Is Ethical Investment Failing To Keep Up? – [COMMENTARY] “If you are saving for your retirement in an ethical pension fund you might well expect to have a say in where your money goes. Our research shows that almost two thirds of funds do not actually ask their customers about their ethical preferences. This may go some way towards explaining why traditional ’sin’ stocks like porn, gambling and alcohol continue to be regularly screened out of ethical funds while issues like human rights and environmental protection are less likely to be addressed.”
Yes, ethical funds should regularly survey their investors about their ethical preferences. However, I’m surprised that more ethical-SRI investors don’t just simply analyse their personal values and then with the help of a broker, find stocks that more closely mirror those values. And you can get reasonably good diversification with a portfolio of 10-15 stocks. Also, they’ll find their transaction costs a pittance compared to the MERs of funds and thus their long-term returns potentially higher. (Note: ethical ETFs usually have similar holdings to ethical funds, and have lower costs too.)
I believe what stops investors from doing this is that they are afraid of their advisors–who often can sell them only funds, not stocks–and they don’t know where to begin. I can help them with that.
Is ethical investment failing to keep up? By Matthew Butcher, December 8, 2012, FairPensions, UK.
Poll Maps Growth Of Ethical Investment Understanding And Demand. – [COMMENTARY] “The poll, conducted by Atomik on behalf of sustainable investment consultancy firm Emerald Knight, shows that nearly two-thirds of people (65%) would like to know more about what their bank or building society is doing with their finances. This comes after an overwhelming 86% claimed they were unaware of how their money is invested. But, in results that will provide the industry with a welcome boost, nearly half of respondents (47%) said that they were likely to opt for ethical investments rather than conventional ones in the future.”
Polls throughout Europe, the US, and Canada, continue to show high interest in ethical investing.

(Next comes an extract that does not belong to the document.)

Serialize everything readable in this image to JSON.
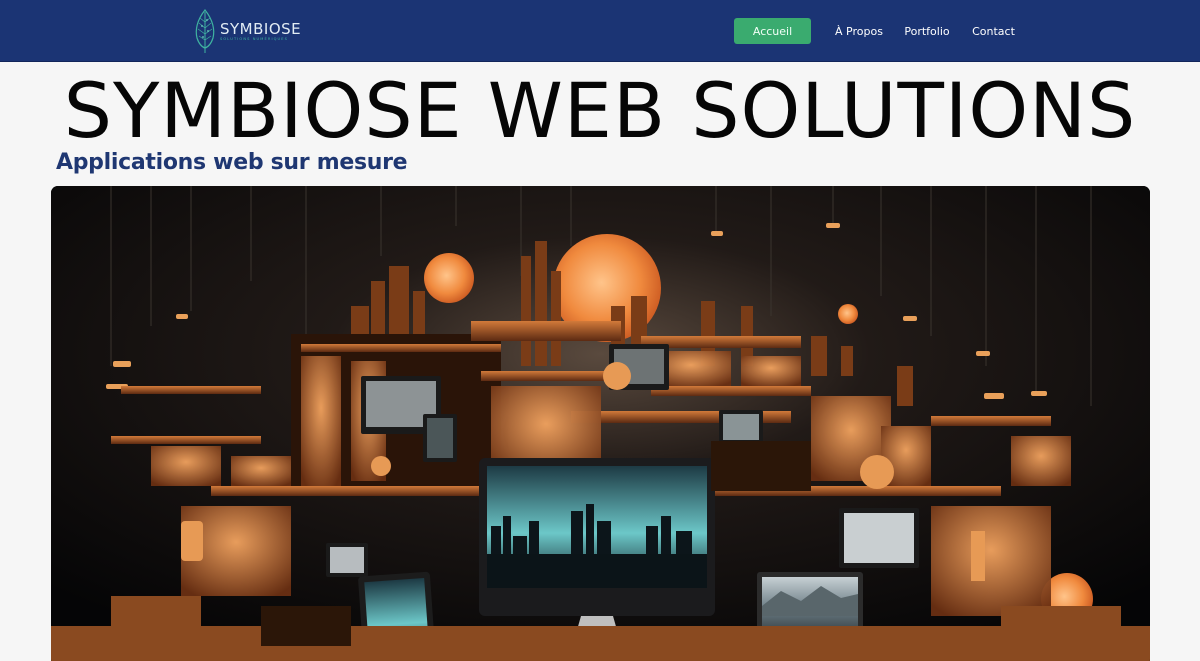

Someday, those saying they want to invest ethically might actually do so!
Poll maps growth of ethical investment understanding and demand, by Alex Blackburne, December 6, 2012, Blue&Green Tomorrow, UK.
Companies To Duck Stock Exchange ESG Guidance, Study Says. – [COMMENTARY] “During 2012 many stock exchanges globally announced new rules for the disclosure of non-financial information on environmental and social issues, but weak enforcement mechanisms mean that most CFOs and investor relations directors will opt out of following the guidance, according to a report from independent analyst firm Verdantix… Stock exchanges covered in the report are the Australian Securities Exchange, BM&FBOVESPA, Bombay Stock Exchange, Bursa Malaysia, NYSE Euronext Paris, Hong Kong Stock Exchange, Johannesburg Stock Exchange, London Stock Exchange, Shanghai Stock Exchange and Taiwan Stock Exchange.”
Everyone in the ethical investment community was extremely pleased with the actions of these stock exchanges on ESG disclosure of their listed companies. Could it be that the exchanges are afraid companies might delist and move to other exchanges should they enforce their rules?
Companies to Duck Stock Exchange ESG Guidance, Study Says, December 5, 2012, Environmental Leader, USA.
Unilever, UPS, Nike Lead Efforts To Address Climate Change. – [COMMENTARY] “Five of the six highest-ranked companies — Unilever, UPS, Nike, Levi Strauss and L’Oreal — showed year-over-year revenue growth from 2010 to 2011 while reducing their total emissions across some or all of their business units, according to the Climate Counts 2012-2013 Annual Company Scorecard report, released Wednesday. It ranks major consumer brands on their efforts to address climate change.” This is a good article to read about companies addressing climate change.
Unilever, UPS, Nike lead efforts to address climate change, by Kristine A. Wong, December 5, 2012, GreenBiz, USA.